Gillings School of Global Public Health, University of North Carolina Chapel Hill.
University of North Carolina Chapel Hill.
Milbank Q. 2023 Sep;101(3):922-974. doi: 10.1111/1468-0009.12655. Epub 2023 May 15.
Policy Points Policymakers should invest in programs to support rural health systems, with a more targeted focus on spatial accessibility and racial and ethnic equity, not only total supply or nearest facility measures. Health plan network adequacy standards should address spatial access to nearest and second nearest hospital care and incorporate equity standards for Black and Latinx rural communities. Black and Latinx rural residents contend with inequities in spatial access to hospital care, which arise from fundamental structural inequities in spatial allocation of economic opportunity in rural communities of color. Long-term policy solutions including reparations are needed to address these underlying processes.
The growing rate of rural hospital closures elicits concerns about declining access to hospital-based care. Our research objectives were as follows: 1) characterize the change in rural hospital supply in the US South between 2007 and 2018, accounting for health system closures, mergers, and conversions; 2) quantify spatial accessibility (in 2018) for populations most at risk for adverse outcomes following hospital closure-Black and Latinx rural communities; and 3) use multilevel modeling to examine relationships between structural factors and disparities in spatial access to care.
To calculate spatial access, we estimated the network travel distance and time between the census tract-level population-weighted centroids to the nearest and second nearest operating hospital in the years 2007 and 2018. Thereafter, to describe the demographic and health system characteristics of places in relation to spatial accessibility to hospital-based care in 2018, we estimated three-level (tract, county, state-level) generalized linear models.
We found that 72 (10%) rural counties in the South had ≥1 hospital closure between 2007 and 2018, and nearly half of closure counties (33) lost their last remaining hospital to closure.
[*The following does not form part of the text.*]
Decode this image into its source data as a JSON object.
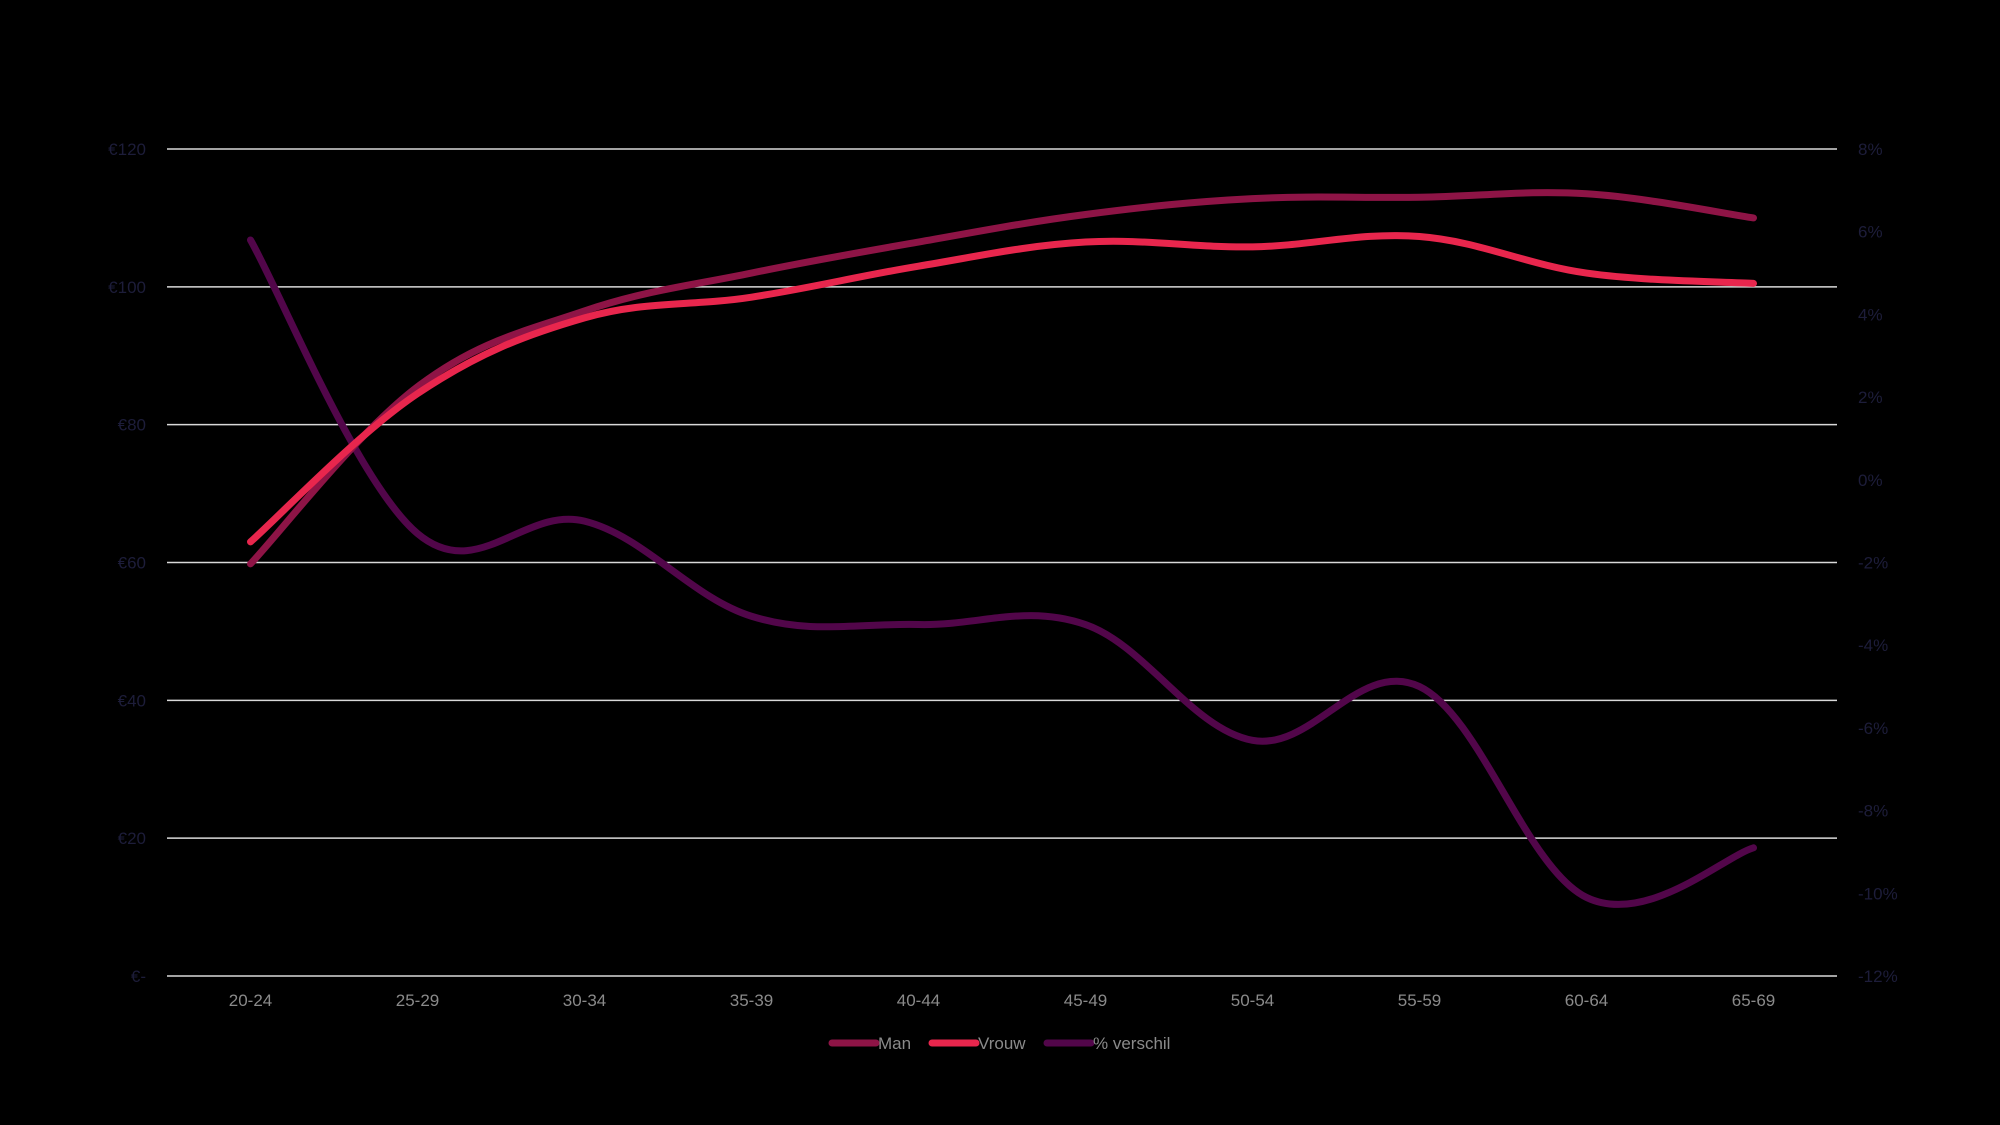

Net of closures, mergers, and conversions meant hospital supply declined from 783 to 653. Overall, 49.1% of rural tracts experienced worsened spatial access to their nearest hospital, whereas smaller proportions experienced improved (32.4%) or unchanged (18.5%) access between 2007 and 2018. Tracts located within closure counties had longer travel times to the nearest acute care hospital compared with tracts in nonclosure counties. Moreover, rural tracts within Southern states with more concentrated commercial health insurance markets had shorter travel times to access the second nearest hospital.
Rural places affected by rural hospital closures have greater travel burdens for acute care. Across the rural South, racial/ethnic inequities in spatial access to acute care are most pronounced when travel times to the second nearest open acute care hospital are accounted for.
政策要点政策制定者应投资于支持农村卫生系统的计划,更有针对性地关注空间可达性和种族与族裔公平,而不仅仅是总供应或最近设施措施。医疗计划网络充足性标准应解决最近和第二近的医院护理的空间可达性问题,并纳入针对黑人和拉丁裔农村社区的公平标准。黑人和拉丁裔农村居民在获得医院护理方面存在空间不平等,这是由于农村有色人种社区中经济机会空间分配的基本结构性不平等造成的。需要长期的政策解决方案,包括赔偿,以解决这些潜在的过程。
农村医院关闭率的上升引起了人们对医院为基础的护理可及性下降的担忧。我们的研究目标如下:1)描述 2007 年至 2018 年美国南部农村医院供应的变化,包括卫生系统关闭、合并和转换;2)量化人口最容易受到医院关闭后不良后果影响的农村社区(黑人和拉丁裔农村社区)的空间可达性;3)使用多层次模型检验结构因素与护理空间可达性差距之间的关系。
为了计算空间可达性,我们估计了 2007 年和 2018 年人口加权质心到最近和第二近运营医院的网络旅行距离和时间。此后,为了描述与 2018 年医院为基础的护理空间可达性相关的地方的人口统计和卫生系统特征,我们估计了三级(普查区、县、州级)广义线性模型。
我们发现,2007 年至 2018 年间,南部 72 个(10%)农村县至少有一家医院关闭,近一半(33 家)的关闭县失去了最后一家仍在运营的医院。扣除关闭、合并和转换的影响,医院的供应从 783 家下降到 653 家。总体而言,49.1%的农村地区最近的医院空间可达性恶化,而较小比例的地区在 2007 年至 2018 年间的可达性得到改善(32.4%)或保持不变(18.5%)。与非关闭县相比,位于关闭县的普查区前往最近的急症护理医院的旅行时间更长。此外,南部各州商业医疗保险市场集中程度较高的农村地区,前往第二近的开放急症护理医院的旅行时间更短。
受农村医院关闭影响的农村地区,急症护理的出行负担更大。在整个南部农村地区,当考虑到第二近的开放急症护理医院的出行时间时,在获得急症护理的空间公平性方面,种族/族裔的不平等最为明显。